Hydrogeochemical and sediment parameters improve predication accuracy of arsenic-prone groundwater in random forest machine-learning models

Sci Total Environ. 2023 Nov 1:897:165511. doi: 10.1016/j.scitotenv.2023.165511. Epub 2023 Jul 12.

Abstract

The relative importance of groundwater geochemicals and sediment characteristics in predicting groundwater arsenic distributions was rarely documented. To figure this out, we established a random forest machine-learning model to predict groundwater arsenic distributions in the Hetao Basin, China, by using 22 variables of climate, topographic features, soil properties, sediment characteristics, groundwater geochemicals, and hydraulic gradients of 492 groundwater samples.

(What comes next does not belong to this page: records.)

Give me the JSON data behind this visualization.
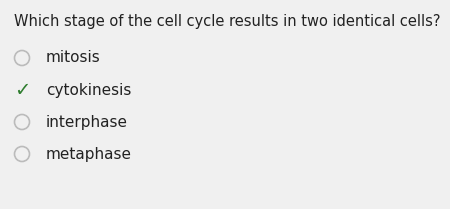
{
  "question": "Which stage of the cell cycle results in two identical cells?",
  "options": [
    "mitosis",
    "cytokinesis",
    "interphase",
    "metaphase"
  ],
  "correct_index": 1,
  "bg_color": "#f0f0f0",
  "text_color": "#222222",
  "circle_color": "#bbbbbb",
  "check_color": "#2e7d2e",
  "question_fontsize": 10.5,
  "option_fontsize": 11.0,
  "fig_width": 4.5,
  "fig_height": 2.09,
  "dpi": 100
}
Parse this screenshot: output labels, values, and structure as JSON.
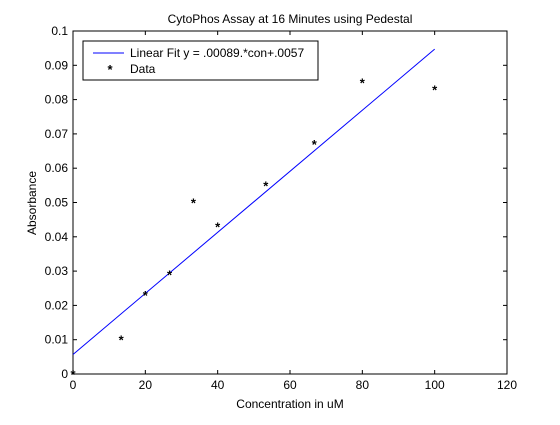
{
  "chart_data": {
    "type": "scatter",
    "title": "CytoPhos Assay at 16 Minutes using Pedestal",
    "xlabel": "Concentration in uM",
    "ylabel": "Absorbance",
    "xlim": [
      0,
      120
    ],
    "ylim": [
      0,
      0.1
    ],
    "x_ticks": [
      "0",
      "20",
      "40",
      "60",
      "80",
      "100",
      "120"
    ],
    "y_ticks": [
      "0",
      "0.01",
      "0.02",
      "0.03",
      "0.04",
      "0.05",
      "0.06",
      "0.07",
      "0.08",
      "0.09",
      "0.1"
    ],
    "grid": false,
    "legend_position": "top-left",
    "series": [
      {
        "name": "Linear Fit y = .00089.*con+.0057",
        "kind": "line",
        "color": "#0000ff",
        "x": [
          0,
          100
        ],
        "y": [
          0.0057,
          0.0947
        ]
      },
      {
        "name": "Data",
        "kind": "marker",
        "marker": "*",
        "color": "#008000",
        "x": [
          0,
          13.3,
          20,
          26.7,
          33.3,
          40,
          53.3,
          66.7,
          80,
          100
        ],
        "y": [
          0.0,
          0.01,
          0.023,
          0.029,
          0.05,
          0.043,
          0.055,
          0.067,
          0.085,
          0.083
        ]
      }
    ]
  }
}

The established model precisely captured the patchy distributions of groundwater arsenic concentrations in the basin with an AUC value of 0.84. Results suggest that Fe(II) was the most prominent variable in predicting groundwater arsenic concentrations, which supported that the enrichment of arsenic in groundwater was caused by the reductive dissolution of Fe(III) oxides. The high relative importance of SO42- indicated that sulfate reduction was also conducive to groundwater arsenic enrichment in inland basins. Nevertheless, parameters of climate variables, sediment characteristics, and soil properties showed secondly important roles in predicting groundwater arsenic concentrations. The other two models, which excluded parameters of groundwater geochemicals and/or sediment characteristics, showed much worse predictions than the model considering all variables. This highlights the importance of variables of groundwater geochemicals and sediment characteristics in improving the precision and accuracy of predicting results. Future studies should probe a method constructing the random forest predicting model with high precision based on the limited number of groundwater samples and sediment samples.

Keywords: Arsenic; Groundwater; Hetao Basin; Prediction; Random forest model.